Pent-up demand for security products and services definitely will be part of the growth equation in 2011, according to Barnes and other industry professionals. We can be encouraged by predictions for increased business spending, job growth/lower unemployment, a modest growth in retail sales, and probably only a slight level of inflation. Of continuing concern, especially to the security industry however, is the anemic housing market which, given more time, should improve. However, the recent civil unrest in northern Africa, which is driving up oil prices, stands to dampen the security industry’s growth potential.

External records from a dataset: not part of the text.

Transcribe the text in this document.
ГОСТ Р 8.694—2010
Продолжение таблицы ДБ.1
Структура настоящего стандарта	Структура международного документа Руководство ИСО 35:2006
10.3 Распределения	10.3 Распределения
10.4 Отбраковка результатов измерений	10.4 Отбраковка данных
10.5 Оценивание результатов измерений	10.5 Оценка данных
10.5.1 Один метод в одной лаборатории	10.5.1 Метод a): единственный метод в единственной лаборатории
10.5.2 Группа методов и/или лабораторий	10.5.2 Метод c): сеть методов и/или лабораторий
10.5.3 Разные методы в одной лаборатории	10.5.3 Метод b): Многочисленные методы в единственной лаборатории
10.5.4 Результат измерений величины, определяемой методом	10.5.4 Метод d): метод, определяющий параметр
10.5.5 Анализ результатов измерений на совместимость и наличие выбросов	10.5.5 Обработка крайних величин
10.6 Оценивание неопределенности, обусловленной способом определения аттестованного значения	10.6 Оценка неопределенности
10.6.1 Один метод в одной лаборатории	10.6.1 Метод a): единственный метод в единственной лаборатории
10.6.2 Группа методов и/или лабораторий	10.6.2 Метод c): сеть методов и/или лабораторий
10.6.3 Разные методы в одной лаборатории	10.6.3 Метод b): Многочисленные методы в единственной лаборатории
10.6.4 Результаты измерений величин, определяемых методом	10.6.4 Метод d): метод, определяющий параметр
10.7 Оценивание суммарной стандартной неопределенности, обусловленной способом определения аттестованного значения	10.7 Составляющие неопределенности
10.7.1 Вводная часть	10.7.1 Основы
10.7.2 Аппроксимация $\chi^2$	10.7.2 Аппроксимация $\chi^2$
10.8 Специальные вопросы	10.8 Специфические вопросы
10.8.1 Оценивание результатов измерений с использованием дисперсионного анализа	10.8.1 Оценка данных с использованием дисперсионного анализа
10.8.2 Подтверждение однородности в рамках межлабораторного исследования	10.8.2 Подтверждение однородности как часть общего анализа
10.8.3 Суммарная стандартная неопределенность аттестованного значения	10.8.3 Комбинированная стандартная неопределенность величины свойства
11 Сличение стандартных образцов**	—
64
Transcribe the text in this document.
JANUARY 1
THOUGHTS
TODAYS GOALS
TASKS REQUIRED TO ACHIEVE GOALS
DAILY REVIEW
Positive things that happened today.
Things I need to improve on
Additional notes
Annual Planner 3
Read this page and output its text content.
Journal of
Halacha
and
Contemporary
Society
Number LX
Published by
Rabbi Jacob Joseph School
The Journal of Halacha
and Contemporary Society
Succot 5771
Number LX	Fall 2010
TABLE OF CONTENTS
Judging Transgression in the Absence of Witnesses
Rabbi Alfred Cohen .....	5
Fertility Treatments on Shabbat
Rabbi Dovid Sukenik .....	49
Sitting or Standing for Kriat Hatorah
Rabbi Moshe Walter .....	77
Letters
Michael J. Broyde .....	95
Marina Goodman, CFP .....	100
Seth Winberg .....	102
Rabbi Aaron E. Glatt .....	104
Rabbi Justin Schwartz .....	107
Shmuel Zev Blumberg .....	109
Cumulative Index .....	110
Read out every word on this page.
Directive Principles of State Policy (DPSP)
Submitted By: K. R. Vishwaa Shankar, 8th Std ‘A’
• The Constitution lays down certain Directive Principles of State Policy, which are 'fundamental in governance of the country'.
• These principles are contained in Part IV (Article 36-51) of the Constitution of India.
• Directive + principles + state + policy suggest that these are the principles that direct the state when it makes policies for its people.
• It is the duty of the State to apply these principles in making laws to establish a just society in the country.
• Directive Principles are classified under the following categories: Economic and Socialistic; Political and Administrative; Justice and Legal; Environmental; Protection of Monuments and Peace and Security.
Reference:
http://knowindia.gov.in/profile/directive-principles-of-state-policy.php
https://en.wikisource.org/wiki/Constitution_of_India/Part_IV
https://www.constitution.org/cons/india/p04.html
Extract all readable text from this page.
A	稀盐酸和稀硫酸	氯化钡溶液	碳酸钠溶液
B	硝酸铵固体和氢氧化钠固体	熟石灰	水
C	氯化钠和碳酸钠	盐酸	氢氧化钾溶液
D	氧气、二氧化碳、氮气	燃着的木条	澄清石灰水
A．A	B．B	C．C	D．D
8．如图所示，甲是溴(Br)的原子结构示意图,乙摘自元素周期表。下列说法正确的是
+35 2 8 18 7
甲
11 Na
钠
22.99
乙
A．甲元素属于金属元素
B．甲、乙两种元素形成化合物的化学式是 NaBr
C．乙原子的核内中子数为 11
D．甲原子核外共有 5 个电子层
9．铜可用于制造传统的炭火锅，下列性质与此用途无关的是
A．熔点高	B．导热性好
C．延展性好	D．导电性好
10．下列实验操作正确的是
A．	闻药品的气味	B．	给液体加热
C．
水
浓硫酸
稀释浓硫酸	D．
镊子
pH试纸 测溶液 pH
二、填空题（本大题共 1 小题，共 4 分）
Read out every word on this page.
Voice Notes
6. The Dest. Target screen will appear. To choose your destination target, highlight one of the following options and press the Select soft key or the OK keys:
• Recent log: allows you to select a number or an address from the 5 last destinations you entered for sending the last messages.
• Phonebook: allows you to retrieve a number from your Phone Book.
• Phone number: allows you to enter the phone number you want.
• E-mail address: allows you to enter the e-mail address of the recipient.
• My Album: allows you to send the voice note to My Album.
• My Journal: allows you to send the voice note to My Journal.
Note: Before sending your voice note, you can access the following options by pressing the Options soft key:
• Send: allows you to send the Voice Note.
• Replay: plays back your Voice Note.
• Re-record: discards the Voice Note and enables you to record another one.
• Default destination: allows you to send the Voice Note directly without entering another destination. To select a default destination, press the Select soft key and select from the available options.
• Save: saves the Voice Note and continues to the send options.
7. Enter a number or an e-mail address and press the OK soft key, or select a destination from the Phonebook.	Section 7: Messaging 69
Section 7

I also had the opportunity at the conference to meet Karen Baker, senior vice president of The Protection Bureau, and present her with SDM’s 2010 Dealer of the Year award trophy. The Protection Bureau didn’t receive this award because it has been in business since 1975 and knows the ropes (which it does). It received the award because it has continually changed to meet the needs of the market and the challenges of the economy.
Baker described what was key to staying prosperous during the recession. “Retaining our employees despite the recession was not something that just happened; it was a conscious decision. We clearly stated that we believed the economy would improve and that we had to be ready to provide our very best service when it did. Therefore, losing our employees was not an option… With our operations intact we are in an excellent position to meet the challenges as the economy recovers,” she said. In tandem with this, The Protection Bureau used the opportunity to position itself as a provider of managed services.
The Protection Bureau’s keen insight and skilled management shows the industry how to not be “in between,” but to step out on the forefront as a leader. With still some challenges ahead with the economy, it’s more important than ever to move to the front of the line and take command of those challenges. There’s nothing worse than being just in between.